The socio-political crisis in Sudan is already impacting crude oil exports from South Sudan.
The third largest crude oil producer in sub-Saharan Africa, is looking for alternatives to deal with the rehabilitation of some abandoned oil wells.
South Sudan’s crude oil exports through Port Sudan have been delayed following Omar Al-Bashir’s ouster in neighboring Sudan, according to Information Minister, Michael Makuei Lueth.
“The problems in Khartoum, they are in a way affecting this sector because there are certain chemicals that are supposed to be imported via Port Sudan and these are chemicals used for processing the oil,” Lueth told reporters in Juba, South Sudan’s capital. “Unfortunately the staff at the oil companies have joined the strike so there is nobody doing the job over there,” he said.

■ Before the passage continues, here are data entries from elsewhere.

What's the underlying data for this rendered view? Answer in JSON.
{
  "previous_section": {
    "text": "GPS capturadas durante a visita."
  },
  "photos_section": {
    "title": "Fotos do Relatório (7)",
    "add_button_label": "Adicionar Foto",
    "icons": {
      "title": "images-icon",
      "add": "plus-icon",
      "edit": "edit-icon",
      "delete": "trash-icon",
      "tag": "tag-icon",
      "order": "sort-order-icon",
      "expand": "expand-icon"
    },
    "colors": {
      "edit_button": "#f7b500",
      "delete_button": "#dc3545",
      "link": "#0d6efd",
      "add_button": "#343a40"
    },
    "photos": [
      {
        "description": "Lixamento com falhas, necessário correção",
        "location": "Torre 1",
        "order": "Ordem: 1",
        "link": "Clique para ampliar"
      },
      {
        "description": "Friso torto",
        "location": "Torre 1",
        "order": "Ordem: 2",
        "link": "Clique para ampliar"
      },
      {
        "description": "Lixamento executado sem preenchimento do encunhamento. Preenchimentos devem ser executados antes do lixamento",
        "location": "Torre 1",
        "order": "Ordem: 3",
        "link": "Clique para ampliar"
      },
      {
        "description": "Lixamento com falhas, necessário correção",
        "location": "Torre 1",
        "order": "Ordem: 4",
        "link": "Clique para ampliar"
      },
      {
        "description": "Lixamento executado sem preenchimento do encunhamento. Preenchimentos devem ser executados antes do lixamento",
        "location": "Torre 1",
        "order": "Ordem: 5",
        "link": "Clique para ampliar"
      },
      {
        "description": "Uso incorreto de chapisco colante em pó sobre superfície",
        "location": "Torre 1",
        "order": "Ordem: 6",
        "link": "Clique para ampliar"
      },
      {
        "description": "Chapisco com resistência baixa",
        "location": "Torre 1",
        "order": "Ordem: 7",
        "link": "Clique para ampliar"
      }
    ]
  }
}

Landlocked South Sudan exports all its oil via pipelines across its northern neighbor to Port Sudan on the Red Sea. The nation initially said the crisis had not disrupted the flow from its oilfields.
The crisis that stemmed from protests by civilians against rising costs of living has also affected crude processing in Sudan.
South Sudan is revamping production by opening up oilfields that were closed during its civil-war.
Work to resume crude production at Al-Nar, Al-Toor, Manga and Tharjath should meet an April 27 deadline for first oil from the rehabilitated wells, Petroleum Minister Ezekiel Lol Gatkuoth said earlier this month.